Gravierende Neudatierung: Grand Canyon vermutlich 60 Millionen Jahre älter als bisher angenommen

Isotopenanalysen von Mineralen liefern Belege für sehr frühe Entstehung – Erosion hält bis heute an
Blick in den östlichen Teil des Grand Canyons
Blick in den östlichen Teil des Grand Canyons
© Rebecca Flowers
Boulder (USA) - Bis zu 1.800 Meter tief schneiden sich die Schluchten des Grand Canyons in eine weite Plateau-Landschaft in Arizona. Neue Gesteinsanalysen amerikanischer Geologen zeigen nun, dass dieses grandiose Naturdenkmal bereits vor etwa 70 Millionen Jahren entstanden sein könnte. Bisher gingen Wissenschaftler auf der Basis zahlreicher Modelle von einer Entstehungszeit vor fünf bis sechs Millionen Jahren aus. Die neuen Ergebnisse, vorab veröffentlicht von der Zeitschrift „Science“, werden daher die sehr kontroverse Diskussion unter Geologen über den Ursprung des Grand Canyons weiter anheizen.

„Wegen der Vielfalt widersprüchlicher Daten streiten Wissenschaftler seit über 150 Jahren über das Alter des Grand Canyons“, sagt Rebecca Flowers von der University of Colorado in Boulder. Der Brisanz ihrer neuen Datierung, die die Entstehungszeit um etwa 60 Millionen Jahre früher ansetzt als bisher angenommen, ist sich die Geologin bewusst. Zusammen mit ihrem Kollegen Kenneth Farley vom California Institute of Technology analysierte sie die Anteile radioaktiver Isotope in Apatit-Gesteinen, gesammelt an der Basis im Osten der etwa 450 Kilometer langen Grand Canyon-Schlucht.

Die verblüffende Datierung der Phosphat haltigen Minerale ergab sich aus dem Verhältnis verschiedener eingeschlossener Isotope der teils radioaktiven Elemente Helium, Uran und Thorium. Die relative Element-Konzentration diente den Geologen dabei als Stoppuhr, die recht genau anzeigte, wann sich die Gesteine an die Erdoberfläche bewegten und den Kontakt zu tieferen Schichten im Erdmantel verloren hatten. Verknüpft mit dem Fundort der Minerale konnten Flowers und Farley daher folgern, dass bereits vor bis zu 70 Millionen Jahren nicht nur das gesamte Plateau um bis zu 3.000 Meter angehoben wurde, sondern dass sich bereits kurz darauf erste Schluchtstrukturen bildeten.
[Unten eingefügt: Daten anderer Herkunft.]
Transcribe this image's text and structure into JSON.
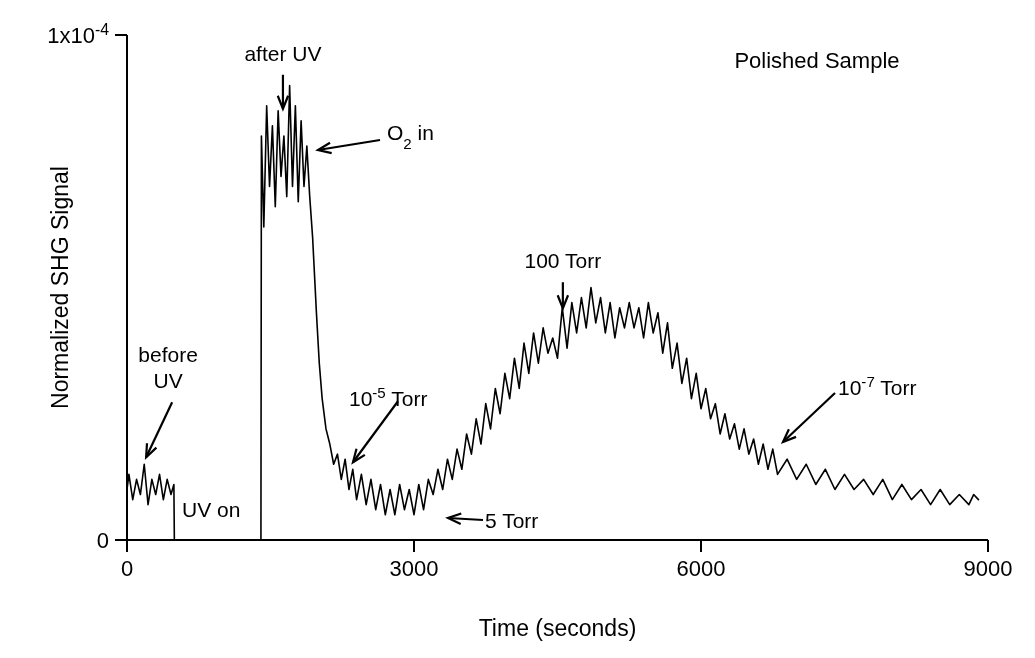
{
  "chart_data": {
    "type": "line",
    "title": "Polished Sample",
    "xlabel": "Time (seconds)",
    "ylabel": "Normalized SHG Signal",
    "xlim": [
      0,
      9000
    ],
    "xticks": [
      0,
      3000,
      6000,
      9000
    ],
    "ylim": [
      0,
      0.0001
    ],
    "yticks": [
      0,
      {
        "value": 0.0001,
        "label": "1x10$^{-4}$"
      }
    ],
    "grid": false,
    "legend": false,
    "marker": "none",
    "line_style": "solid",
    "annotations": [
      {
        "text": "before UV",
        "x": 200,
        "y": 1.6e-05
      },
      "UV on",
      {
        "text": "after UV",
        "x": 1630,
        "y": 8.5e-05
      },
      "O$_{2}$ in",
      {
        "text": "10$^{-5}$ Torr",
        "x": 2362,
        "y": 1.5e-05
      },
      "5 Torr",
      {
        "text": "100 Torr",
        "x": 4556,
        "y": 4.55e-05
      },
      "10$^{-7}$ Torr"
    ],
    "series": [
      {
        "color": "#000000",
        "x": [
          0,
          20,
          60,
          100,
          140,
          180,
          220,
          260,
          300,
          340,
          380,
          420,
          460,
          490,
          495,
          1400,
          1405,
          1430,
          1460,
          1490,
          1520,
          1550,
          1580,
          1610,
          1640,
          1670,
          1700,
          1730,
          1760,
          1790,
          1820,
          1850,
          1880,
          1910,
          1940,
          1980,
          2010,
          2040,
          2080,
          2120,
          2160,
          2200,
          2240,
          2280,
          2320,
          2360,
          2400,
          2450,
          2500,
          2550,
          2600,
          2650,
          2700,
          2750,
          2800,
          2850,
          2900,
          2950,
          3000,
          3050,
          3100,
          3150,
          3200,
          3250,
          3300,
          3350,
          3400,
          3450,
          3500,
          3550,
          3600,
          3650,
          3700,
          3750,
          3800,
          3850,
          3900,
          3950,
          4000,
          4050,
          4100,
          4150,
          4200,
          4250,
          4300,
          4350,
          4400,
          4450,
          4500,
          4550,
          4600,
          4650,
          4700,
          4750,
          4800,
          4850,
          4900,
          4950,
          5000,
          5050,
          5100,
          5150,
          5200,
          5250,
          5300,
          5350,
          5400,
          5450,
          5500,
          5550,
          5600,
          5650,
          5700,
          5750,
          5800,
          5850,
          5900,
          5950,
          6000,
          6050,
          6100,
          6150,
          6200,
          6250,
          6300,
          6350,
          6400,
          6450,
          6500,
          6550,
          6600,
          6650,
          6700,
          6750,
          6800,
          6900,
          7000,
          7100,
          7200,
          7300,
          7400,
          7500,
          7600,
          7700,
          7800,
          7900,
          8000,
          8100,
          8200,
          8300,
          8400,
          8500,
          8600,
          8700,
          8800,
          8850,
          8900
        ],
        "values": [
          1e-05,
          1.3e-05,
          8e-06,
          1.2e-05,
          9e-06,
          1.5e-05,
          7e-06,
          1.2e-05,
          9e-06,
          1.3e-05,
          8e-06,
          1.2e-05,
          9e-06,
          1.1e-05,
          0,
          0,
          8e-05,
          6.2e-05,
          8.6e-05,
          7e-05,
          8.2e-05,
          6.6e-05,
          8.5e-05,
          7.2e-05,
          8e-05,
          6.8e-05,
          9e-05,
          7e-05,
          8.6e-05,
          6.7e-05,
          8.3e-05,
          7e-05,
          7.8e-05,
          6.8e-05,
          6e-05,
          4.5e-05,
          3.5e-05,
          2.8e-05,
          2.2e-05,
          1.9e-05,
          1.5e-05,
          1.7e-05,
          1.2e-05,
          1.6e-05,
          1e-05,
          1.4e-05,
          8e-06,
          1.3e-05,
          7e-06,
          1.2e-05,
          6e-06,
          1.1e-05,
          5e-06,
          1e-05,
          5e-06,
          1.1e-05,
          6e-06,
          1e-05,
          5e-06,
          1.1e-05,
          6e-06,
          1.2e-05,
          9e-06,
          1.4e-05,
          1e-05,
          1.6e-05,
          1.2e-05,
          1.8e-05,
          1.4e-05,
          2.1e-05,
          1.7e-05,
          2.4e-05,
          1.9e-05,
          2.7e-05,
          2.2e-05,
          3e-05,
          2.5e-05,
          3.3e-05,
          2.8e-05,
          3.6e-05,
          3e-05,
          3.9e-05,
          3.3e-05,
          4.1e-05,
          3.5e-05,
          4.2e-05,
          3.7e-05,
          4e-05,
          3.6e-05,
          4.6e-05,
          3.8e-05,
          4.7e-05,
          4.1e-05,
          4.8e-05,
          4.2e-05,
          5e-05,
          4.3e-05,
          4.8e-05,
          4.1e-05,
          4.7e-05,
          4e-05,
          4.6e-05,
          4.2e-05,
          4.7e-05,
          4.2e-05,
          4.6e-05,
          4e-05,
          4.7e-05,
          4.1e-05,
          4.5e-05,
          3.7e-05,
          4.3e-05,
          3.4e-05,
          3.9e-05,
          3.1e-05,
          3.6e-05,
          2.8e-05,
          3.3e-05,
          2.6e-05,
          3e-05,
          2.4e-05,
          2.7e-05,
          2.1e-05,
          2.5e-05,
          2e-05,
          2.3e-05,
          1.8e-05,
          2.2e-05,
          1.7e-05,
          2e-05,
          1.5e-05,
          1.9e-05,
          1.4e-05,
          1.8e-05,
          1.3e-05,
          1.6e-05,
          1.2e-05,
          1.5e-05,
          1.1e-05,
          1.4e-05,
          1e-05,
          1.3e-05,
          1e-05,
          1.2e-05,
          9e-06,
          1.2e-05,
          8e-06,
          1.1e-05,
          8e-06,
          1e-05,
          7e-06,
          1e-05,
          7e-06,
          9e-06,
          7e-06,
          9e-06,
          8e-06
        ]
      }
    ]
  }
}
Für die heutige Tiefe der Schluchten spielten allerdings ebenso die geologischen Prozesse vor etwa 5,3 Millionen Jahren eine wichtige Rolle. Damals öffnete sich der Golf von Kalifornien und erlaubte dem Colorado River, sich immer tiefer in die Gesteinsplatten einzugraben. Diese Annahme konnten vor vier Jahren auch Geologen um Alan Levander von der Rice Unversity in Houston mit seismischen Messungen der Grand Canyon-Region stützen. Darauf folgende Eiszeiten und Vulkanismus fürhten neben der bis heute stattfindenden Erosion zur aktuellen Gestalt der Schluchten. Doch die Kontroverse, wann sich nun tatsächlich die ersten Canyon-Strukturen gebildet haben – vor 5,3 oder fast 70 Millionen Jahren - könnte sich erst mit weiteren, ausgefeilten Gesteinsdatierungen und geologischen Untersuchungen auslösen lassen.

Für eine aktive Gruppe von Kreationisten ist diese Diskussion allerdings völlig überflüssig. Wie der Amerikaner Tom Vail in seinem Buch „Grand Canyon: A Different View“ 2003 schrieb, sei – belegt allein durch die biblische Geschichte – der Grand Canyon vor erst 6.000 Jahren während der Sintflut entstanden. Seine Sichtweise führte wenig später zu einem Eklat im Grand Canyon Nationalpark. Denn das Buch wurde in der offiziellen Nationalpark-Buchhandlung in der Abteilung „Wissenschaft“ angeboten und war ein Verkaufsschlager. Erst Monate später erkannte die Parkverwaltung ihren Fehler und sortierte das kreationistische Werk dort ein, wo es auch hingehört: In die Abteilung „Inspirational“ für religiöse und esoterische Schriften.